[Oberon] Re (2): Git usage for A2.

Michael Schierl schierlm at gmail.com
Sat Jun 24 13:53:30 CEST 2023


[[re-sending this from my Gmail account since my primary address's 
provider seems to be blocked to send to the mailing list due to an 
expired Spamhaus listing. Apologies if you receive it twice.]]


Hello,


Am 23.06.2023 um 04:19 schrieb peter at easthope.ca:

> After finding https://git-scm.com/docs/git-remote I wonder
> why git clone https://gitlab.inf.ethz.ch/felixf/oberon.git
> works before
> git remote add https://gitlab.inf.ethz.ch/felixf/oberon.git

"git clone" is just a convenience command that calls "git init", "git 
remote add", "git fetch" and "git checkout" with the most common options 
(in addition to making a new directory for your repository if you did 
not specify an existing empty one). There are cases where you need 
options that are not exposed by "git clone" so you have to go the long 
route.

In particular, it does not matter if you do in an empty directory

git clone https://foo .
git remote rename origin foo
git remote add bar https://bar
git fetch bar
git checkout -b somebranch --track bar/somebranch
git branch -D main

or

git clone https://bar .
git remote rename origin bar
git remote add foo https://foo
git fetch foo
git checkout -b somebranch --track bar/somebranch
git branch -D main

or

git init
git remote add foo https://foo
git remote add bar https://bar
git fetch foo
git fetch bar
git checkout -b somebranch --track bar/somebranch
git branch -D main


Afterwards you have the same repository with the same branches and 
files, regardless which one you cloned first (if any). I deleted the 
main branch since it points to the main branch of the repository you 
cloned from, or an empty orphan branch in case of "git init".

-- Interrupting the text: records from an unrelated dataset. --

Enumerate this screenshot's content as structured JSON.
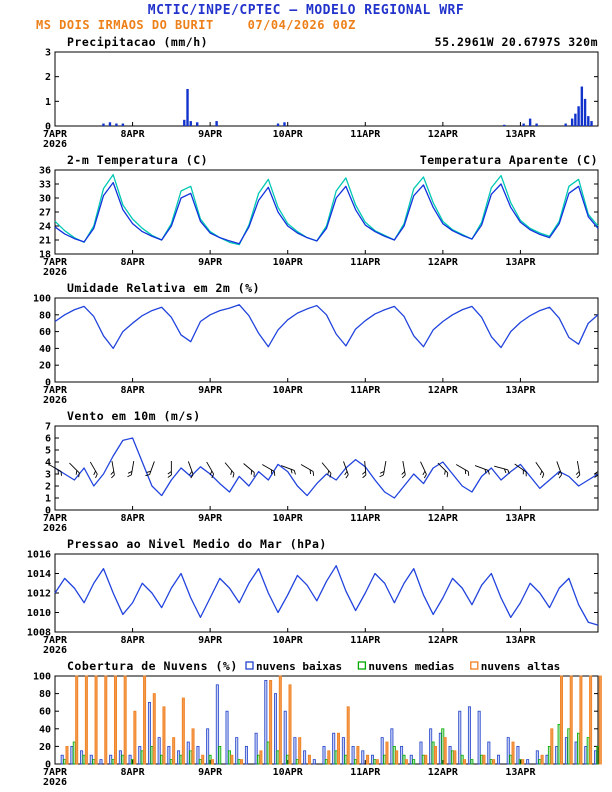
{
  "header": {
    "title": "MCTIC/INPE/CPTEC — MODELO REGIONAL WRF",
    "station": "MS DOIS IRMAOS DO BURIT",
    "run": "07/04/2026 00Z",
    "colors": {
      "title": "#2233cc",
      "subtitle": "#ee8019"
    }
  },
  "x_axis": {
    "labels": [
      "7APR",
      "8APR",
      "9APR",
      "10APR",
      "11APR",
      "12APR",
      "13APR"
    ],
    "year": "2026",
    "hours_max": 168,
    "tick_every_h": 24
  },
  "chart_data": [
    {
      "id": "precip",
      "type": "bar",
      "title": "Precipitacao (mm/h)",
      "right_label": "55.2961W 20.6797S 320m",
      "right_label_color": "#ee8019",
      "ylim": [
        0,
        3
      ],
      "yticks": [
        0,
        1,
        2,
        3
      ],
      "step_hours": 1,
      "series": [
        {
          "name": "precipitation",
          "type": "bar",
          "color": "#1133cc",
          "points": [
            [
              15,
              0.1
            ],
            [
              17,
              0.15
            ],
            [
              19,
              0.1
            ],
            [
              21,
              0.1
            ],
            [
              40,
              0.25
            ],
            [
              41,
              1.5
            ],
            [
              42,
              0.2
            ],
            [
              44,
              0.15
            ],
            [
              50,
              0.2
            ],
            [
              69,
              0.1
            ],
            [
              71,
              0.15
            ],
            [
              139,
              0.05
            ],
            [
              145,
              0.1
            ],
            [
              147,
              0.3
            ],
            [
              149,
              0.1
            ],
            [
              158,
              0.1
            ],
            [
              160,
              0.3
            ],
            [
              161,
              0.5
            ],
            [
              162,
              0.8
            ],
            [
              163,
              1.6
            ],
            [
              164,
              1.1
            ],
            [
              165,
              0.4
            ],
            [
              166,
              0.2
            ]
          ]
        }
      ]
    },
    {
      "id": "temp",
      "type": "line",
      "title": "2-m Temperatura (C)",
      "right_label": "Temperatura Aparente (C)",
      "right_label_color": "#00c8b4",
      "ylim": [
        18,
        36
      ],
      "yticks": [
        18,
        21,
        24,
        27,
        30,
        33,
        36
      ],
      "step_hours": 3,
      "series": [
        {
          "name": "temperatura-aparente",
          "type": "line",
          "color": "#00c8b4",
          "values": [
            25.0,
            23.0,
            21.5,
            20.5,
            24.0,
            32.0,
            35.0,
            28.5,
            25.5,
            23.5,
            22.0,
            21.0,
            24.5,
            31.5,
            32.5,
            25.5,
            22.8,
            21.5,
            20.5,
            20.0,
            24.2,
            31.0,
            34.0,
            28.0,
            24.5,
            22.8,
            21.5,
            20.8,
            24.0,
            31.5,
            34.3,
            28.5,
            24.8,
            23.0,
            22.0,
            21.0,
            24.5,
            32.0,
            34.5,
            29.0,
            25.0,
            23.2,
            22.2,
            21.2,
            24.8,
            32.2,
            34.8,
            29.0,
            25.2,
            23.5,
            22.5,
            21.8,
            25.0,
            32.5,
            34.0,
            26.5,
            24.0
          ]
        },
        {
          "name": "temperatura-2m",
          "type": "line",
          "color": "#1133dd",
          "values": [
            23.8,
            22.3,
            21.3,
            20.6,
            23.5,
            30.5,
            33.3,
            27.5,
            24.5,
            22.8,
            21.8,
            21.0,
            24.0,
            30.0,
            31.0,
            25.0,
            22.5,
            21.5,
            20.8,
            20.2,
            23.8,
            29.5,
            32.3,
            27.0,
            24.0,
            22.5,
            21.5,
            20.8,
            23.5,
            30.0,
            32.5,
            27.5,
            24.2,
            22.8,
            21.8,
            21.0,
            24.0,
            30.5,
            32.8,
            28.0,
            24.5,
            23.0,
            22.0,
            21.2,
            24.2,
            30.8,
            33.0,
            28.0,
            24.8,
            23.2,
            22.2,
            21.5,
            24.5,
            31.0,
            32.5,
            26.0,
            23.5
          ]
        }
      ]
    },
    {
      "id": "rh",
      "type": "line",
      "title": "Umidade Relativa em 2m (%)",
      "ylim": [
        0,
        100
      ],
      "yticks": [
        0,
        20,
        40,
        60,
        80,
        100
      ],
      "step_hours": 3,
      "series": [
        {
          "name": "umidade-relativa",
          "type": "line",
          "color": "#2244dd",
          "values": [
            72,
            80,
            86,
            90,
            78,
            55,
            40,
            60,
            70,
            79,
            85,
            89,
            77,
            56,
            48,
            72,
            80,
            85,
            88,
            92,
            79,
            58,
            42,
            62,
            74,
            82,
            87,
            91,
            80,
            57,
            43,
            63,
            73,
            81,
            86,
            90,
            78,
            55,
            42,
            62,
            72,
            80,
            86,
            90,
            77,
            54,
            41,
            60,
            71,
            79,
            85,
            89,
            76,
            53,
            45,
            70,
            80
          ]
        }
      ]
    },
    {
      "id": "wind",
      "type": "line",
      "title": "Vento em 10m (m/s)",
      "ylim": [
        0,
        7
      ],
      "yticks": [
        0,
        1,
        2,
        3,
        4,
        5,
        6,
        7
      ],
      "step_hours": 3,
      "series": [
        {
          "name": "vento-velocidade",
          "type": "line",
          "color": "#2244dd",
          "values": [
            3.5,
            3.0,
            2.5,
            3.5,
            2.0,
            3.0,
            4.5,
            5.8,
            6.0,
            4.0,
            2.0,
            1.2,
            2.5,
            3.5,
            2.8,
            3.6,
            3.0,
            2.2,
            1.5,
            2.8,
            2.0,
            3.2,
            2.5,
            3.8,
            3.2,
            2.0,
            1.2,
            2.2,
            3.0,
            2.5,
            3.5,
            4.2,
            3.6,
            2.5,
            1.5,
            1.0,
            2.0,
            3.0,
            2.2,
            3.5,
            4.0,
            3.0,
            2.0,
            1.5,
            2.8,
            3.5,
            2.5,
            3.2,
            3.8,
            2.8,
            1.8,
            2.5,
            3.2,
            2.8,
            2.0,
            2.5,
            3.0
          ]
        },
        {
          "name": "vento-direcao-barbs",
          "type": "barbs",
          "color": "#000000",
          "at_value": 3.5,
          "points": [
            [
              0,
              120
            ],
            [
              6,
              135
            ],
            [
              12,
              150
            ],
            [
              18,
              170
            ],
            [
              24,
              190
            ],
            [
              30,
              200
            ],
            [
              36,
              180
            ],
            [
              42,
              160
            ],
            [
              48,
              150
            ],
            [
              54,
              140
            ],
            [
              60,
              130
            ],
            [
              66,
              120
            ],
            [
              72,
              110
            ],
            [
              78,
              120
            ],
            [
              84,
              140
            ],
            [
              90,
              160
            ],
            [
              96,
              175
            ],
            [
              102,
              190
            ],
            [
              108,
              170
            ],
            [
              114,
              155
            ],
            [
              120,
              135
            ],
            [
              126,
              120
            ],
            [
              132,
              110
            ],
            [
              138,
              105
            ],
            [
              144,
              125
            ],
            [
              150,
              145
            ],
            [
              156,
              160
            ],
            [
              162,
              170
            ],
            [
              168,
              180
            ]
          ]
        }
      ]
    },
    {
      "id": "pres",
      "type": "line",
      "title": "Pressao ao Nivel Medio do Mar (hPa)",
      "ylim": [
        1008,
        1016
      ],
      "yticks": [
        1008,
        1010,
        1012,
        1014,
        1016
      ],
      "step_hours": 3,
      "series": [
        {
          "name": "pressao-nivel-mar",
          "type": "line",
          "color": "#2244dd",
          "values": [
            1012.0,
            1013.5,
            1012.5,
            1011.0,
            1013.0,
            1014.5,
            1012.0,
            1009.8,
            1011.0,
            1013.0,
            1012.0,
            1010.5,
            1012.5,
            1014.0,
            1011.5,
            1009.5,
            1011.5,
            1013.5,
            1012.5,
            1011.0,
            1013.0,
            1014.5,
            1012.0,
            1010.0,
            1011.8,
            1013.8,
            1012.8,
            1011.2,
            1013.2,
            1014.8,
            1012.2,
            1010.2,
            1012.0,
            1014.0,
            1013.0,
            1011.0,
            1013.0,
            1014.5,
            1011.8,
            1009.8,
            1011.5,
            1013.5,
            1012.5,
            1010.8,
            1012.8,
            1014.0,
            1011.5,
            1009.5,
            1011.0,
            1013.0,
            1012.0,
            1010.5,
            1012.5,
            1013.5,
            1010.8,
            1009.0,
            1008.7
          ]
        }
      ]
    },
    {
      "id": "clouds",
      "type": "bar",
      "title": "Cobertura de Nuvens (%)",
      "ylim": [
        0,
        100
      ],
      "yticks": [
        0,
        20,
        40,
        60,
        80,
        100
      ],
      "step_hours": 3,
      "legend": [
        {
          "label": "nuvens baixas",
          "color": "#2244cc"
        },
        {
          "label": "nuvens medias",
          "color": "#00aa00"
        },
        {
          "label": "nuvens altas",
          "color": "#f08020"
        }
      ],
      "series": [
        {
          "name": "nuvens-baixas",
          "type": "cloudbar",
          "color": "#2244cc",
          "dx": -2.6,
          "fill_opacity": 0.25,
          "values": [
            0,
            10,
            20,
            15,
            10,
            5,
            10,
            15,
            10,
            20,
            70,
            30,
            20,
            15,
            25,
            20,
            40,
            90,
            60,
            30,
            20,
            35,
            95,
            80,
            60,
            30,
            15,
            5,
            20,
            35,
            30,
            20,
            15,
            10,
            30,
            40,
            20,
            10,
            25,
            40,
            35,
            20,
            60,
            65,
            60,
            25,
            10,
            30,
            20,
            5,
            15,
            10,
            20,
            30,
            25,
            20,
            15
          ]
        },
        {
          "name": "nuvens-medias",
          "type": "cloudbar",
          "color": "#00aa00",
          "dx": -0.2,
          "fill_opacity": 0.3,
          "values": [
            0,
            5,
            25,
            10,
            5,
            0,
            5,
            10,
            5,
            15,
            20,
            10,
            5,
            10,
            15,
            5,
            10,
            20,
            15,
            5,
            0,
            10,
            25,
            15,
            10,
            5,
            0,
            0,
            5,
            15,
            10,
            5,
            0,
            5,
            10,
            20,
            10,
            5,
            10,
            25,
            40,
            15,
            10,
            5,
            10,
            5,
            0,
            10,
            5,
            0,
            5,
            20,
            45,
            40,
            35,
            30,
            20
          ]
        },
        {
          "name": "nuvens-altas",
          "type": "cloudbar",
          "color": "#f08020",
          "dx": 2.2,
          "fill_opacity": 0.8,
          "values": [
            0,
            20,
            100,
            100,
            100,
            100,
            100,
            100,
            60,
            100,
            80,
            65,
            30,
            75,
            40,
            10,
            5,
            0,
            10,
            5,
            0,
            15,
            95,
            100,
            90,
            30,
            10,
            0,
            15,
            35,
            65,
            20,
            10,
            5,
            25,
            15,
            5,
            0,
            10,
            20,
            30,
            15,
            5,
            0,
            10,
            5,
            0,
            25,
            5,
            0,
            10,
            40,
            100,
            100,
            100,
            100,
            100
          ]
        }
      ]
    }
  ]
}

>>From a little reading, the large file repository is separate from the 
> git repository.

Even without lfs, you have
- your local repository (oberon/.git)
- your working tree (oberon/* without .git)
- one or more remote repositories

Note that your local repository contains local branches (where you can 
commit to) as well as remote branches (which mirror the contents of a 
remote repository at the point in time you fetched the remote last time).

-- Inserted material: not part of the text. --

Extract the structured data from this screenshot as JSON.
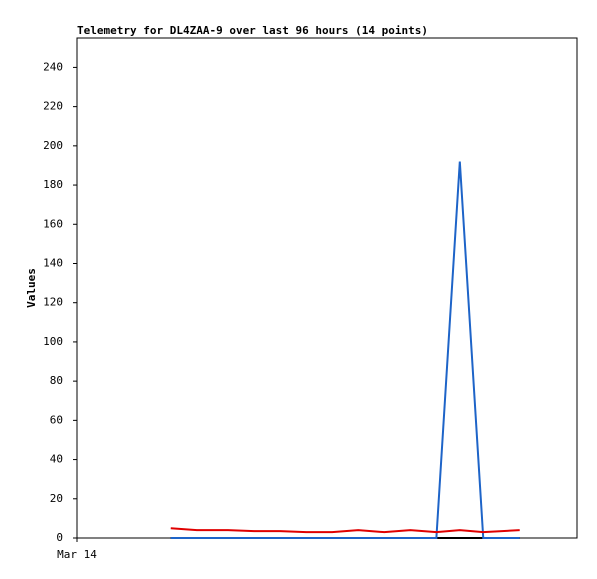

> fetch brings a large file to my large file repository whereas checkout
> makes the large file available in the git repository?

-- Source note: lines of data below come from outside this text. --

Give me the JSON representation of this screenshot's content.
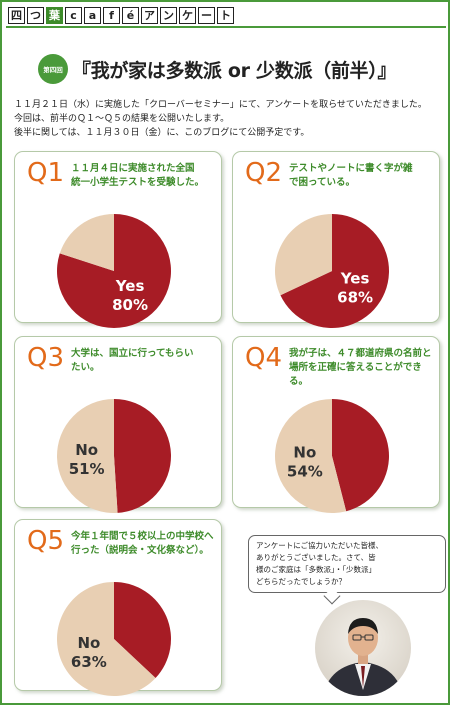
{
  "header": {
    "brand_chars": [
      "四",
      "つ",
      "葉",
      "c",
      "a",
      "f",
      "é",
      "ア",
      "ン",
      "ケ",
      "ー",
      "ト"
    ]
  },
  "title": {
    "badge": "第四回",
    "text": "『我が家は多数派 or 少数派（前半）』"
  },
  "intro": {
    "lines": [
      "１１月２１日（水）に実施した「クローバーセミナー」にて、アンケートを取らせていただきました。",
      "今回は、前半のＱ１～Ｑ５の結果を公開いたします。",
      "後半に関しては、１１月３０日（金）に、このブログにて公開予定です。"
    ]
  },
  "colors": {
    "majority": "#a71c25",
    "minority": "#e8cfb3",
    "accent_orange": "#e26a1a",
    "accent_green": "#3d8b2a"
  },
  "chart_data": [
    {
      "type": "pie",
      "title": "Q1",
      "question_lines": [
        "１１月４日に実施された全国",
        "統一小学生テストを受験した。"
      ],
      "highlight": "Yes",
      "slices": [
        {
          "label": "Yes",
          "value": 80
        },
        {
          "label": "",
          "value": 20
        }
      ],
      "value_label": "80%"
    },
    {
      "type": "pie",
      "title": "Q2",
      "question_lines": [
        "テストやノートに書く字が雑",
        "で困っている。"
      ],
      "highlight": "Yes",
      "slices": [
        {
          "label": "Yes",
          "value": 68
        },
        {
          "label": "",
          "value": 32
        }
      ],
      "value_label": "68%"
    },
    {
      "type": "pie",
      "title": "Q3",
      "question_lines": [
        "大学は、国立に行ってもらい",
        "たい。"
      ],
      "highlight": "No",
      "slices": [
        {
          "label": "",
          "value": 49
        },
        {
          "label": "No",
          "value": 51
        }
      ],
      "value_label": "51%"
    },
    {
      "type": "pie",
      "title": "Q4",
      "question_lines": [
        "我が子は、４７都道府県の名前と",
        "場所を正確に答えることができる。"
      ],
      "highlight": "No",
      "slices": [
        {
          "label": "",
          "value": 46
        },
        {
          "label": "No",
          "value": 54
        }
      ],
      "value_label": "54%"
    },
    {
      "type": "pie",
      "title": "Q5",
      "question_lines": [
        "今年１年間で５校以上の中学校へ",
        "行った（説明会・文化祭など）。"
      ],
      "highlight": "No",
      "slices": [
        {
          "label": "",
          "value": 37
        },
        {
          "label": "No",
          "value": 63
        }
      ],
      "value_label": "63%"
    }
  ],
  "bubble": {
    "lines": [
      "アンケートにご協力いただいた皆様、",
      "ありがとうございました。さて、皆",
      "様のご家庭は「多数派」・「少数派」",
      "どちらだったでしょうか？"
    ]
  }
}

fetch (lfs or not) loads data from a remote repository to your local 
repository, and checkout makes data from your local repository available 
in your work tree. The lfs commands use the same nomenclature, i. e. 
"lfs fetch" will download large files to your local repository while 
"lfs checkout" will make them available in your work tree.

(For completeness, "add" will move changes from your working tree to 
your staging area, "commit" will move from your staging area and/or 
worktree to your local repository, and "push" will move from your local 
repository to remote repositories. "pull" is a convenience command for 
"fetch" followed by either "merge" or "rebase").